III Ca 1940/17 - uzasadnienie Sąd Okręgowy w Łodzi z 2018-03-26

Sygn. akt III Ca 1940/17

UZASADNIENIE

Sąd Rejonowy dla Łodzi – Śródmieścia w Łodzi zaskarżonym wyrokiem z dnia 13 czerwca 2017r. wydanym w sprawie z powództwa Banku (...) Spółki Akcyjnej z siedzibą w B. przeciwko M. R. o zapłatę, zasądził od pozwanej na rzecz powoda kwotę 9753,36 zł wraz z odsetkami w wysokości czterokrotności stopy lombardowej NBP od dnia 17 grudnia 2015r. do dnia zapłaty oraz kwotę 605,88 zł, a nadto kwotę 4 930 zł tytułem zwrotu kosztów procesu.

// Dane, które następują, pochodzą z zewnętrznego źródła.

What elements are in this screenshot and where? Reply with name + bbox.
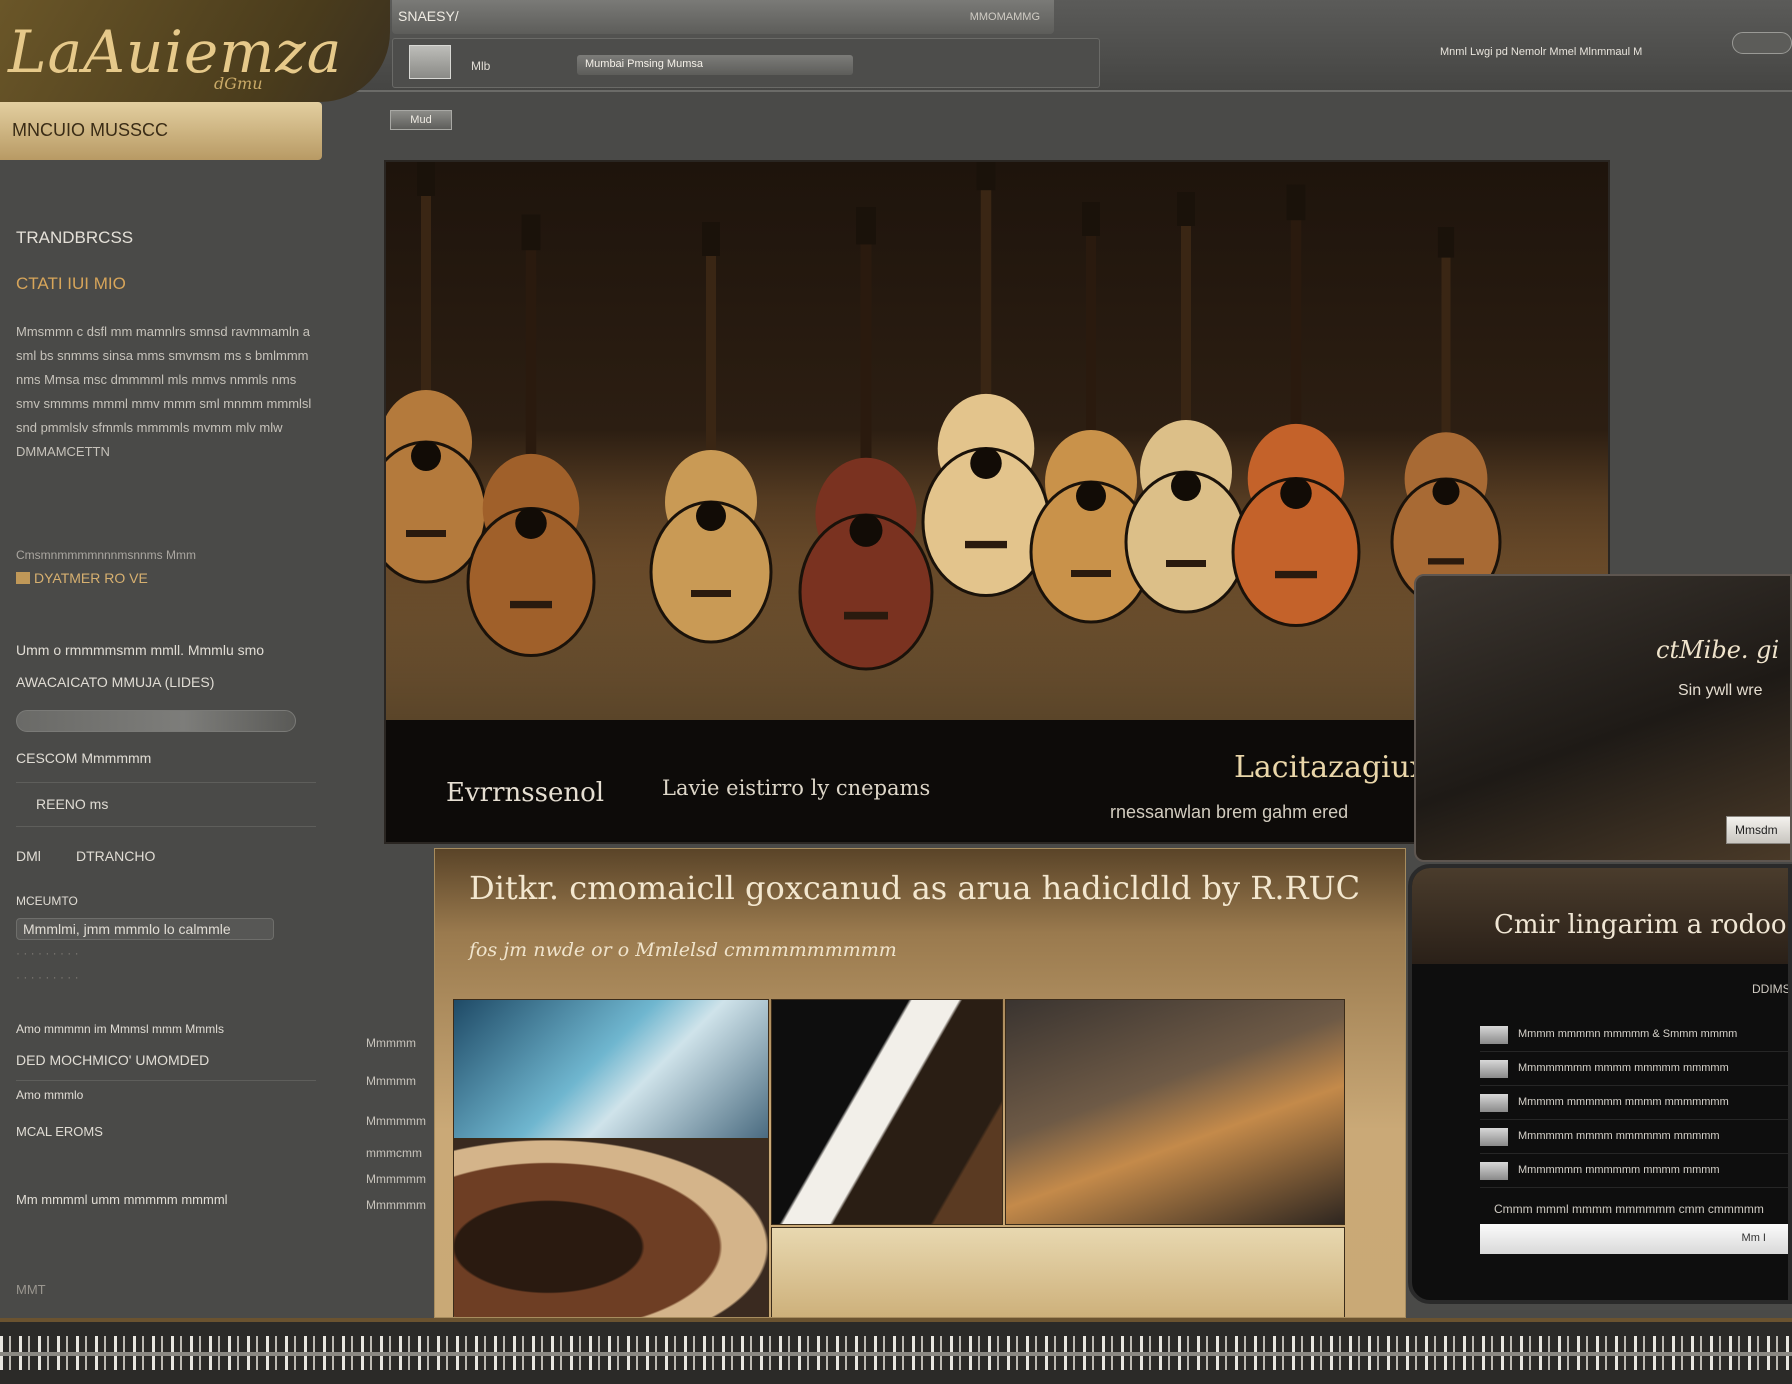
address-text: SNAESY/ [398,8,459,24]
list-thumbnail [1480,1162,1508,1180]
sidebar-note: Cmsmnmmmmnnnmsnnms Mmm [16,548,196,562]
sidebar-divider [16,1080,316,1081]
guitar-shape [649,222,773,644]
tablet-link[interactable]: DDIMSCL [1752,982,1788,996]
nav-thumbnail[interactable] [409,45,451,79]
timeline-band [0,1352,1792,1356]
list-item-text: Mmmmmmm mmmmmm mmmm mmmm [1518,1164,1720,1176]
nav-label: Mlb [471,59,491,73]
guitar-shape [798,207,934,671]
photo-sheet-music[interactable] [453,999,769,1139]
sidebar-item-3[interactable]: CESCOM Mmmmmm [16,750,151,766]
hero-title-right: Lacitazagiux [1234,750,1427,785]
address-sub: MMOMAMMG [969,11,1040,23]
list-item-text: Mmmm mmmmn mmmmm & Smmm mmmm [1518,1028,1738,1040]
tablet-title: Cmir lingarim a rodoo . [1494,910,1792,940]
side-label: Mmmmmm [366,1172,426,1186]
list-item-text: Mmmmmm mmmm mmmmmm mmmmm [1518,1130,1720,1142]
sidebar-item-13[interactable]: MMT [16,1282,46,1297]
article-card[interactable]: Ditkr. cmomaicll goxcanud as arua hadicl… [434,848,1406,1318]
article-title: Ditkr. cmomaicll goxcanud as arua hadicl… [469,869,1361,907]
sidebar-item-7[interactable]: Amo mmmmn im Mmmsl mmm Mmmls [16,1022,224,1036]
sidebar-divider [16,826,316,827]
sidebar-item-1[interactable]: Umm o rmmmmsmm mmll. Mmmlu smo [16,642,264,658]
hero-caption-middle: Lavie eistirro ly cnepams [662,776,931,800]
preview-button[interactable]: Mmsdm [1726,816,1790,844]
sidebar-divider [16,782,316,783]
tablet-footer-text: Cmmm mmml mmmm mmmmmm cmm cmmmmm [1494,1202,1764,1216]
photo-guitar-neck[interactable] [771,999,1003,1225]
sidebar-item-5a[interactable]: DMl [16,848,41,864]
guitar-shape [466,214,596,657]
sidebar-slider[interactable] [16,710,296,732]
hero-subtitle-right: rnessanwlan brem gahm ered [1110,802,1349,822]
sidebar-paragraph: Mmsmmn c dsfl mm mamnlrs smnsd ravmmamln… [16,324,312,459]
photo-guitar-body[interactable] [453,1139,769,1317]
logo-panel[interactable]: LaAuiemza dGmu [0,0,390,102]
side-label: Mmmmm [366,1036,416,1050]
list-item-text: Mmmmm mmmmmm mmmm mmmmmmm [1518,1096,1729,1108]
tablet-status-text: Mm I [1741,1232,1766,1244]
sidebar: TRANDBRCSS CTATI IUI MIO Mmsmmn c dsfl m… [0,170,370,1310]
list-item[interactable]: Mmmmm mmmmmm mmmm mmmmmmm [1480,1086,1788,1120]
feature-link[interactable]: DYATMER RO VE [16,570,148,586]
brand-tab[interactable]: MNCUIO MUSSCC [0,102,322,160]
side-label: Mmmmm [366,1074,416,1088]
guitar-shape [386,162,488,584]
guitar-shape [1124,192,1248,614]
photo-guitarist[interactable] [1005,999,1345,1225]
sidebar-item-5b[interactable]: DTRANCHO [76,848,155,864]
sidebar-subheading: CTATI IUI MIO [16,274,126,293]
preview-subtitle: Sin ywll wre [1678,682,1763,699]
top-menu-button[interactable] [1732,32,1792,54]
address-bar[interactable]: SNAESY/ MMOMAMMG [392,0,1054,34]
sidebar-item-6[interactable]: MCEUMTO [16,894,78,908]
sidebar-item-10[interactable]: MCAL EROMS [16,1124,103,1139]
bottom-timeline[interactable] [0,1318,1792,1384]
list-thumbnail [1480,1026,1508,1044]
feature-icon [16,572,30,584]
sidebar-item-2[interactable]: AWACAICATO MMUJA (LIDES) [16,674,214,690]
tablet-mockup: Cmir lingarim a rodoo . DDIMSCL Mmmm mmm… [1408,864,1792,1304]
list-thumbnail [1480,1128,1508,1146]
guitar-shape [1390,227,1502,607]
sidebar-heading: TRANDBRCSS [16,228,134,247]
list-item-text: Mmmmmmmm mmmm mmmmm mmmmm [1518,1062,1729,1074]
list-item[interactable]: Mmmmmmm mmmmmm mmmm mmmm [1480,1154,1788,1188]
preview-title: ctMibe. gi [1656,636,1780,664]
list-item[interactable]: Mmmmmm mmmm mmmmmm mmmmm [1480,1120,1788,1154]
preview-panel[interactable]: ctMibe. gi Sin ywll wre Mmsdm [1414,574,1792,862]
sidebar-faded-1: · · · · · · · · · [16,946,79,960]
article-subtitle: fos jm nwde or o Mmlelsd cmmmmmmmmm [469,939,897,961]
list-item[interactable]: Mmmm mmmmn mmmmm & Smmm mmmm [1480,1018,1788,1052]
list-thumbnail [1480,1094,1508,1112]
sidebar-item-9[interactable]: Amo mmmlo [16,1088,83,1102]
side-label: Mmmmmm [366,1198,426,1212]
hero-caption-left: Evrrnssenol [446,778,605,808]
search-input[interactable]: Mumbai Pmsing Mumsa [577,55,853,75]
back-button[interactable]: Mud [390,110,452,130]
photo-caption-area [771,1227,1345,1317]
list-item[interactable]: Mmmmmmmm mmmm mmmmm mmmmm [1480,1052,1788,1086]
side-label: Mmmmmm [366,1114,426,1128]
guitar-shape [921,162,1051,597]
side-label: mmmcmm [366,1146,422,1160]
tablet-status-bar: Mm I [1480,1224,1788,1254]
top-nav-links[interactable]: Mnml Lwgi pd Nemolr Mmel Mlnmmaul M [1440,46,1642,58]
tablet-list: Mmmm mmmmn mmmmm & Smmm mmmm Mmmmmmmm mm… [1480,1018,1788,1188]
logo-subtitle: dGmu [214,74,263,93]
guitar-shape [1231,184,1361,627]
nav-row: Mlb Mumbai Pmsing Mumsa [392,38,1100,88]
sidebar-item-4[interactable]: REENO ms [36,796,108,812]
feature-label: DYATMER RO VE [34,570,148,586]
sidebar-faded-2: · · · · · · · · · [16,970,79,984]
sidebar-select[interactable]: Mmmlmi, jmm mmmlo lo calmmle [16,918,274,940]
sidebar-item-8[interactable]: DED MOCHMICO' UMOMDED [16,1052,209,1068]
list-thumbnail [1480,1060,1508,1078]
sidebar-item-12[interactable]: Mm mmmml umm mmmmm mmmml [16,1192,228,1207]
site-logo: LaAuiemza [8,18,343,86]
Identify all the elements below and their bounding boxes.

U podstaw opisanego wyroku Sąd Rejonowy ustalił, że w dniu 28 listopada 2012r. M. R. zawarła z Bankiem (...) Spółką Akcyjną umowę kredytu gotówkowego (...) o numerze (...). Kwota kredytu wynosiła 12 189,69 zł, umowa została zawarta na okres do 28 grudnia 2020r. Pozwana otrzymała do dyspozycji sumę 10 365,69 zł. Całkowita kwota spłaty wynosiła 21 542,84 zł, zaś rzeczywista roczna stopa oprocentowania było to 17,15%. Po pewnym czasie od zawarcia umowy pozwana zaprzestała regulowania rat kredytowych. Pismem z dnia 2 listopada 2015r. powód wypowiedział umowę kredytu, w tej dacie zadłużenie wynosiło łącznie 9 929,35 zł, w tym należność główna stanowiła kwotę 9733,11 zł. Pismem z dnia 30 marca 2016r. powód wezwał pozwaną do zapłaty kwoty 10 029,81 zł w terminie do dnia 13 kwietnia 2016r. Na dzień 31 lipca 2016r. niespłacona należność główna wynosiła 9697,23 zł, odsetki opiewały na kwotę 56,13 zł, zaś odsetki karne naliczone do dnia 31 lipca 2016r. według stopy procentowej wynoszącej 10% stanowiły 605,88 zł.

Sąd Rejonowy nadto ustalił, że pozwana obecnie prowadzi działalność gospodarczą, jej zarobki wynoszą od 1500 zł do 5000 zł miesięcznie, zatrudnia siedmiu pracowników, z wynagrodzeniem od 2000 brutto. Pozwana nie ma żadnych zaległości w opłacaniu składek na ubezpieczenie społeczne pracowników. Przeciwko pozwanej toczy się obecnie osiem spraw sądowych oraz dwa postępowania egzekucyjne. Komornik przy Sądzie Rejonowym w Grodzisku Mazowieckim prowadzi przeciwko pozwanej z wniosku (...) im. (...) egzekucję należności w wysokości 23 688,63 zł, nadto przez komornika przy Sądzie Rejonowym Poznań – Grunwald i Jeżyce w Poznaniu egzekwowana jest od pozwanej kwota 2775,05 zł oraz przez innego komornika kwota 17 000 zł. Łącznie pozwana uiszcza na rzecz komorników sądowych kwotę 3500 zł miesięcznie. M. R. jest osobą zamężną, jej mąż uzyskuje dochody w wysokości 4290 zł miesięcznie. Pozwana ma dwoje dzieci w wieku 12 i 20 lat, straszy syn pozwanej uzyskuje dochody w wysokości 2000 zł. Pozwana nie ponosi żadnych wydatków związanych z leczeniem, zamieszkuje w lokalu własnościowym. Wyrokiem zaocznym z dnia 22 maja 2017r. Sąd Rejonowy zasądził na rzecz M. R. od Przedsiębiorstwa (...) spółki z ograniczoną odpowiedzialnością kwotę 350 000 zł. Spółka (...) obecnie reguluje na rzecz powódki tylko zaległe wynagrodzenie, pozwanej udało się wyegzekwować kwoty od 5000 zł do 10 000 zł. W okresie półtora roku pozwana otrzymała 30 000 zł, kwotę tę wykorzystała na prowadzenie działalności gospodarczej.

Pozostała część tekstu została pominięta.